IndyCar racer Justin Wilson passed away Monday. The news was confirmed by Mark Miles, CEO of Hulman and Co., the parent company of the Verizon IndyCar Series during a hastily called news conference Monday night at the Indianapolis Motor Speedway.
Wilson was airlifted from the Pocono Raceway after he was seriously injured in a crash involving rookie driver Sage Karam Sunday. The accident happened on lap 179 of 200-lap race when Karam, in the lead at the time, lost control and spun exiting turn 1. Debris from Karam’s car scattered and it appeared that the nose piece from the car flew back and hit Wilson in the head. IndyCar racecars have open cockpits.
Wilson’s car veered to the left and hit the inside wall coming to rest back up on the track. Safety crews were on the scene almost immediately. Karam was slow to get from his car but did so after a few minutes and walked gingerly to a nearby ambulance. Safety workers then swarmed over the car of Wilson extricating the 36 year old after several minutes. He was rushed to another ambulance and shortly after airlifted to Lehigh Valley Health Network Cedar Crest in Allentown, Pa., IndyCar officials said.
Later Sunday IndyCar officials reported that Karam had been transported to the hospital via ground for an injury to his right foot. The series continued to provide updates Monday with a statement with a quote from Karam coming Monday evening. The statement said that according to Dr. Terry Trammell, INDYCAR medical consultant, CT scans revealed no broken bones for the Chip Ganassi Racing Teams driver from Nazareth, Pa. Karam, 20, will be re-evaluated before being cleared to drive.
“First and foremost, I just hope everything is OK with Justin Wilson,” Karam said. “Justin is the priority and everything else is secondary at this point. As far as the race, we had a really great race car and I felt comfortable and in a position to be in striking distance for the win. The car just unfortunately came around on me in the middle of Turn 1 and I had no indication it was about to go.”
A native of Sheffield England, Wilson was 37 and leaves behind a wife and two young daughters. Wilson’s death comes four years after Indianapolis 500 winner Dan Wheldon died in 2011 when he crashed into a catch fence at Las Vegas Motor Speedway and died instantly. Other drivers who have been killed in crashes include Scott Brayton (1996), Tony Renna (2003) and Paul Dana (2006), among others.
Miles did not reveal the exact cause of Wilson’s death. He did say a trust has been set up for Wilson’s daughters. It is believed that Wilson’s family was with him when he passed.
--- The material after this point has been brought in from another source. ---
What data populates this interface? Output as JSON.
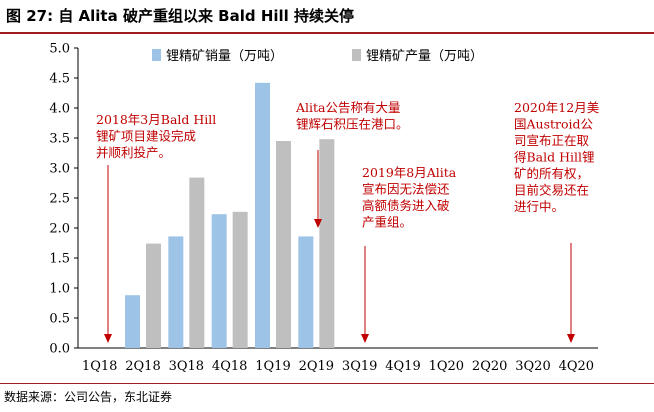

Wilson’s wife, Julia, was transported to Pennsylvania from their home in Colorado by IndyCar; his younger brother, Stefan, was flown in a plane belonging to NASCAR champion Tony Stewart from Indianapolis. Stewart, a three-time NASCAR champion and former IndyCar champion, is an Indiana native. Wilson had seven victories and 26 podium finishes in 11 Indy car seasons. In seven Indianapolis 500 starts, Wilson has three top-10 finishes with a best of fifth in 2013. He qualified 14th the past two years.
“This is a monumentally sad day for INDYCAR and the motorsports community as a whole,” said Miles. “Justin’s elite ability to drive a race car was matched by his unwavering kindness, character and humility — which is what made him one of the most respected members of the paddock. As we know, the racing industry is one big family, and our efforts moving forward will be focused on rallying around Justin’s family to ensure they get the support they need during this unbelievably difficult time.”
Shortly after the news conference the family released a statement via email:
A Statement from the family of Justin Wilson
24 August 2015
With deep sadness, the parents of Justin Wilson, Keith and Lynne, his wife Julia, and his brother Stefan share the news that Justin passed away today after succumbing to injuries suffered during the Verizon IndyCar event at Pocono Raceway on Sunday, August 23.
Justin was a loving father and devoted husband, as well as a highly competitive racing driver who was respected by his peers.
The family would like to thank the staff at the Lehigh Valley Health Network Cedar Crest Hospital, Pocono Raceway, Andretti Autosport, and the Verizon IndyCar Series as well as the entire racing community for the amazing outpouring of support from fans around the world.
The family has requested that in lieu of flowers, donations be made to the Wilson Children’s Fund care of INDYCAR.